Po zakończeniu II wojny światowej w armii Związku Radzieckiego pojawiło się kilka nowych odmian oficerskich pasów naramiennych. Zawierały złote lub srebrne poprzeczne paski, na które nałożono srebrne lub złote zygzaki. Nowe szelki nie wytrzymały zbyt długo, a sami wojskowi odebrali je wyjątkowo fajnie, jeśli nie negatywnie. Czemu?
Dodatkowe szelki oficerskie nowego typu pojawiły się w armii sowieckiej w 1947 roku. Jak już wspomniano, różniły się one od tych, które istniały już tylko obecnością złota lub srebra poprzeczny pasek, na który nałożono wąski lub szeroki zygzak srebrną lub złotą nicią odpowiednio. Takie szelki przeznaczone były wyłącznie dla tych oficerów, którzy po zakończeniu II wojny światowej i rozpoczęciu demobilizacji na dużą skalę odeszli ze służby do rezerwy lub przeszli na emeryturę. Emerytujący generałowie i admirałowie jako pierwsi otrzymali nowe szelki. Następnie wprowadzono „zapasowe” szelki dla niższych stopni oficerskich.

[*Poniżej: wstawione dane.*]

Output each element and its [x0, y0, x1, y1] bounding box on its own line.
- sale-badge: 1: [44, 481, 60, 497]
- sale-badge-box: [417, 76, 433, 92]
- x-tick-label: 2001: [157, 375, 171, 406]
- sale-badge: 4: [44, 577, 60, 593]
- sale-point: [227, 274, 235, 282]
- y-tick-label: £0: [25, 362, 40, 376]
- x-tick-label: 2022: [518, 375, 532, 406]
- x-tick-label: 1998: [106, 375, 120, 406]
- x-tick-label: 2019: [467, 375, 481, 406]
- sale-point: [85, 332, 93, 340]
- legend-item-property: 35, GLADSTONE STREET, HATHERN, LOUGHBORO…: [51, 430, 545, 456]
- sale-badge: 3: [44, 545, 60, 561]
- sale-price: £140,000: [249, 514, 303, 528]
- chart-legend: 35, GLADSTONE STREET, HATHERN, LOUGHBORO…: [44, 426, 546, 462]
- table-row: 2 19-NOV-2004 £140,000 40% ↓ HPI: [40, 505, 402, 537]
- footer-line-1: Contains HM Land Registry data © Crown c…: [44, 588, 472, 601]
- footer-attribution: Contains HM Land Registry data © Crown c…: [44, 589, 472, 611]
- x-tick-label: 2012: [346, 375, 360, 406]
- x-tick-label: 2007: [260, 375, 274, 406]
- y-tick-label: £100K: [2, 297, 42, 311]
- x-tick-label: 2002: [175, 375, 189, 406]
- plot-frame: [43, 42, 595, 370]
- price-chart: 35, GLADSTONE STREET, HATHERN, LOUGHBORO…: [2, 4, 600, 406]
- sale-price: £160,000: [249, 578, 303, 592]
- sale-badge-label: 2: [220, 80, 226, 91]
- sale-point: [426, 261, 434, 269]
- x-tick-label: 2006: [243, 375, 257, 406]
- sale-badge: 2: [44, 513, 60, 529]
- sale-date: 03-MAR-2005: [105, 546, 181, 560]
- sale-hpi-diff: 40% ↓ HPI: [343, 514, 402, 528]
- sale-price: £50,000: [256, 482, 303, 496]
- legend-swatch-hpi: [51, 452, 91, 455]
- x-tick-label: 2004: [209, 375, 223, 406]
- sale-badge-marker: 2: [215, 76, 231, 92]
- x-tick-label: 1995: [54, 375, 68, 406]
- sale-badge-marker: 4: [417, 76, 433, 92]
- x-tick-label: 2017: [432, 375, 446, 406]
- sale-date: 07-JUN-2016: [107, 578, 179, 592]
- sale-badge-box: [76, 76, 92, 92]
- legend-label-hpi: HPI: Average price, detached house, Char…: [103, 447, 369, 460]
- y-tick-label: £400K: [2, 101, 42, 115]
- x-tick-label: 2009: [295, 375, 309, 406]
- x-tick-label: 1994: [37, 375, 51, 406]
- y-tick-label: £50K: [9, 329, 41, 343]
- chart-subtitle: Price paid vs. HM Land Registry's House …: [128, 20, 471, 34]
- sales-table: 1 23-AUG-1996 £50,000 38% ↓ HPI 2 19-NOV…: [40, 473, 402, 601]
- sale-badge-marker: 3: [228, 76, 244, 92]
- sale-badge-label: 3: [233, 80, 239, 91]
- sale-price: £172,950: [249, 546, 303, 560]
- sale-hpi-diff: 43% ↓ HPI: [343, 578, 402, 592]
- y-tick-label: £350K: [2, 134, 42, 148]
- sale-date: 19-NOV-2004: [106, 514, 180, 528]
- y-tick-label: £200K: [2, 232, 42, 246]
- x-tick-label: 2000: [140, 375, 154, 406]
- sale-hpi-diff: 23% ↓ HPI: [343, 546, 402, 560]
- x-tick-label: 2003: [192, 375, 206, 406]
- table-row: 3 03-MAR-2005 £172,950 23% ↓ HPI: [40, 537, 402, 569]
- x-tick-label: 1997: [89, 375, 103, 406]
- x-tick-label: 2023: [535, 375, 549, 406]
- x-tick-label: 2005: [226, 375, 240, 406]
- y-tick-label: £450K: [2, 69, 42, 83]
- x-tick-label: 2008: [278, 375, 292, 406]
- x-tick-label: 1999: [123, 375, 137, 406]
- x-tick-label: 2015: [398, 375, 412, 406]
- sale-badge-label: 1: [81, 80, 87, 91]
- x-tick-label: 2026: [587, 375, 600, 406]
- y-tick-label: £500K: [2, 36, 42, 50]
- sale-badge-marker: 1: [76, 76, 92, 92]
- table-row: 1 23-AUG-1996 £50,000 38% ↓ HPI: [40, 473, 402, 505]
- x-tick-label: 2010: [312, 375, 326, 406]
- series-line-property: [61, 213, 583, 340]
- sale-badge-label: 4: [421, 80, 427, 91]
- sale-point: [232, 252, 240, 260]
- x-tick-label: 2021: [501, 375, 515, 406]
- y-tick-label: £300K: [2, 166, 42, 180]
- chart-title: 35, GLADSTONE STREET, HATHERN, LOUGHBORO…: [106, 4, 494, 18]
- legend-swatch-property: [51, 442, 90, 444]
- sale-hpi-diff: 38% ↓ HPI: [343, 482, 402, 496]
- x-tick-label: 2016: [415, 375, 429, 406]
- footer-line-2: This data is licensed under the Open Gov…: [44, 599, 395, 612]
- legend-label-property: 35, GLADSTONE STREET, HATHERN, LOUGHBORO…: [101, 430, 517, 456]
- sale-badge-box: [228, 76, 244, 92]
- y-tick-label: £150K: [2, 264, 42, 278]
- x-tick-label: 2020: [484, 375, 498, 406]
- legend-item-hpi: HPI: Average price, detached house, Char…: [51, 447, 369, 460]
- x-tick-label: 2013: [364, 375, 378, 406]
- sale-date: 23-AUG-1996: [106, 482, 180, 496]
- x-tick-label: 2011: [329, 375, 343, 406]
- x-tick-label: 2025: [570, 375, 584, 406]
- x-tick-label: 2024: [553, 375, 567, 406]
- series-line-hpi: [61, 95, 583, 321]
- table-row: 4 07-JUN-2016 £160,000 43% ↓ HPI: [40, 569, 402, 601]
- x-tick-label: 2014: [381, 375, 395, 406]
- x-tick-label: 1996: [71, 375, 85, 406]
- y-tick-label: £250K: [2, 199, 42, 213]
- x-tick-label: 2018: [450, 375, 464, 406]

Nowe insygnia przetrwały w Związku Radzieckim do 1955 roku. Dzięki nim w wojsku w tunice można było od razu zidentyfikować sklepikarza. Nowy znak rozpoznawczy nie spodobał się zbytnio personelowi wojskowemu i samym weteranom. Wśród oficerów byli lekceważąco nazywani „odkupionymi”. Oczywiście nie było wprost niezadowolenia z nowego elementu umundurowania, jednak funkcjonariusze nie odczuwali entuzjazmu do szelek do sklepu. W tym ze względu na to, że w zawodowych przedstawicielstwach wojskowych „były” nadal nie istnieje. A wprowadzenie takiego przełomu w postaci ubioru umniejszało część oficerów w oczach własnych kolegów.
>>>>Pomysły na życie | NOVATE.RU<<<<
Mówiono też, że niektórzy żołnierze pozwalali sobie na lekceważący stosunek do oficerów, którzy już przeszli na emeryturę. Podobno między sobą żołnierze zaczęli nazywać takich dowódców „generalnymi sierżantami” i nawet nie zawsze witali się po wojsku podczas spotkania z oficerem rezerwy. To prawda, że takie szczegóły życia wojskowego należy traktować z ostrożnością. Ponieważ takie historie brzmią niezwykle wątpliwie i najprawdopodobniej są apokryficzne (późna fikcja). Faktem jest, że do momentu zbliżenia uważaj obraz na szelkach bardzo, bardzo trudne, a powitanie wojskowe z reguły podawane jest kilka metrów przed spotkaniem żołnierzy z ramieniem do ramienia.
W kontynuacji tematu czytaj o znaki i przesądy żołnierzy sowieckichktórzy mieli chronić je przed niebezpieczeństwem.